J’ai récemment assisté à une table ronde ayant pour objet la tentative de l’Autorité palestinienne d’obtenir la reconnaissance d’un État palestinien par les Nations-Unies. Trois universitaires avaient été invités pour contextualiser et analyser la signification de cette action. L’initiative était parrainée par le département Sciences politiques de l’université d’Alberta et le Réseau local de la solidarité palestinienne. Quelques jours plus tard, une lettre paraissait dans The Journal, rédigée par Joseph Mandelbaum, et dans laquelle il accusait le département de « complicité dans la propagation de la désinformation » et, par voie de conséquence, dans la légitimation de l’antisémitisme.

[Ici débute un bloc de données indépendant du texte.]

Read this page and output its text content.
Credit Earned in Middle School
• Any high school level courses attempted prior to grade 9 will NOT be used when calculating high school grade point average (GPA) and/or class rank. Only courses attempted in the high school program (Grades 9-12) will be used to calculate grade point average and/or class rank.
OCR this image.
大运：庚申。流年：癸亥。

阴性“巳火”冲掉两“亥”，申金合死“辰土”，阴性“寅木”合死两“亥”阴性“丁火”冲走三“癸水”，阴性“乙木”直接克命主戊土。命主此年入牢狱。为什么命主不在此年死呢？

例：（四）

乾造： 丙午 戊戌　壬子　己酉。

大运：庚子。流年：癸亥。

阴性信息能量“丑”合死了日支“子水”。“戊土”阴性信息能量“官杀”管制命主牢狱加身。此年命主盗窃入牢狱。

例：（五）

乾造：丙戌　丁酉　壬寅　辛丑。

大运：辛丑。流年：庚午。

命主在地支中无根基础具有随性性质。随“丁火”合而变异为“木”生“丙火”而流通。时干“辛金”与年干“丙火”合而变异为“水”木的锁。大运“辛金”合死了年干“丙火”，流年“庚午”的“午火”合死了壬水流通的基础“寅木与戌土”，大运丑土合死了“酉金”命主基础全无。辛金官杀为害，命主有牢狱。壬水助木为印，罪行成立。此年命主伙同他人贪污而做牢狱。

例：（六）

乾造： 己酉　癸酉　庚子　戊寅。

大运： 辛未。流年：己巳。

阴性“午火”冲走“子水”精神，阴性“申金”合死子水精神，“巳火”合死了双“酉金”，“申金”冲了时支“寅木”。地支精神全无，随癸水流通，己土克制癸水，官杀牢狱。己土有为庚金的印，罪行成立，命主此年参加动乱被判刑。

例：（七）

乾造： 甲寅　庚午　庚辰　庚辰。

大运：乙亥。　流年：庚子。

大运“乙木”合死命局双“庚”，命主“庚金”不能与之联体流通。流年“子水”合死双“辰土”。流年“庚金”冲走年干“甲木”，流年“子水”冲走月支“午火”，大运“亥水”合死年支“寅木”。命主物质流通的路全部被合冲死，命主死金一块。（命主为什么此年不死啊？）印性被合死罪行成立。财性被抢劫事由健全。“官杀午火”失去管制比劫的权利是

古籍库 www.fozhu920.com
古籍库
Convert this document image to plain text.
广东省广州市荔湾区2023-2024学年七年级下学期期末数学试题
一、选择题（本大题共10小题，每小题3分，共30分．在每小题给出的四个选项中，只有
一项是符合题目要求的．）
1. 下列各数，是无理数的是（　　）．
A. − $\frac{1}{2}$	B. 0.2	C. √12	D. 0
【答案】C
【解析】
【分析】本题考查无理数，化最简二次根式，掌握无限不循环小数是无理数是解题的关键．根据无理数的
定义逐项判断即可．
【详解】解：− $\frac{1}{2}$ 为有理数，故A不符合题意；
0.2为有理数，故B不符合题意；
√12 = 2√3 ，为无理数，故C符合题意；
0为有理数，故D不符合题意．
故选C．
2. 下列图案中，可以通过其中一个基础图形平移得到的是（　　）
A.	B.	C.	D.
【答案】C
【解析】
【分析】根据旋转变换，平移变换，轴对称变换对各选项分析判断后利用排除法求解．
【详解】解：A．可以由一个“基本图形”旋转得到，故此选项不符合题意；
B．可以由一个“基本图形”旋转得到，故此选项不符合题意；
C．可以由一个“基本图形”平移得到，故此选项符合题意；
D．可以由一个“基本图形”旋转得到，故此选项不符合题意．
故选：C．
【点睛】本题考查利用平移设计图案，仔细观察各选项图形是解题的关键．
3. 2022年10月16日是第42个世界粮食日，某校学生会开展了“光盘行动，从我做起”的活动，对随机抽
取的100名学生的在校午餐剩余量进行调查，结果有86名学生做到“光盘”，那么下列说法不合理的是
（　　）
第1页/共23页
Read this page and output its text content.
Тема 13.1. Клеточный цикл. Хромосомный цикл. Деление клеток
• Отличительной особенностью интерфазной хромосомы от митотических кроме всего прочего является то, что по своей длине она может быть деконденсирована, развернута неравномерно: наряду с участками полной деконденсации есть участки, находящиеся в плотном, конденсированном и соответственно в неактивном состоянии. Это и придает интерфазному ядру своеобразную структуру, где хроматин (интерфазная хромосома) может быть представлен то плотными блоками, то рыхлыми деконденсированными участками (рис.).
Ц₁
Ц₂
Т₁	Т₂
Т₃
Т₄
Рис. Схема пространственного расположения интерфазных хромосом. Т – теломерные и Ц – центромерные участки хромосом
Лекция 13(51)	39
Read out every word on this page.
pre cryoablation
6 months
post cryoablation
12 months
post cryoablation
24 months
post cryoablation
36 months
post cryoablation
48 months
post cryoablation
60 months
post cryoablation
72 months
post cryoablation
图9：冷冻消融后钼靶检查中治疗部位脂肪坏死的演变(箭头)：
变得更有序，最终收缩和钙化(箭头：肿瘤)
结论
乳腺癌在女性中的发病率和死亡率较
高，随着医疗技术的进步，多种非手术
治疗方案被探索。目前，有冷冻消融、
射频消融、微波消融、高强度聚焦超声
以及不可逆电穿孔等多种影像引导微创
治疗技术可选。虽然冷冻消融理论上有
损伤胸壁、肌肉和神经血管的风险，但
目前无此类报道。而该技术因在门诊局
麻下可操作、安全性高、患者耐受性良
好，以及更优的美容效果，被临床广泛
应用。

Mon intention en écrivant ceci n’est pas de réfuter point par point les allégations de Mr Mandelbaum, mais de placer ses accusations dans le contexte d’une campagne plus large visant à discréditer et à étouffer toute critique des actions de l’État d’Israël. Cette campagne a créé un environnement dans lequel il est devenu difficile pour quiconque d’exprimer quelque critique que ce soit sur l’État israélien sans se faire accuser d’antisémitisme. Cette campagne a pris surtout pour cible les professeurs d’université, et elle obtient des effets paralysants sur les libertés universitaires autant que sur le débat politique.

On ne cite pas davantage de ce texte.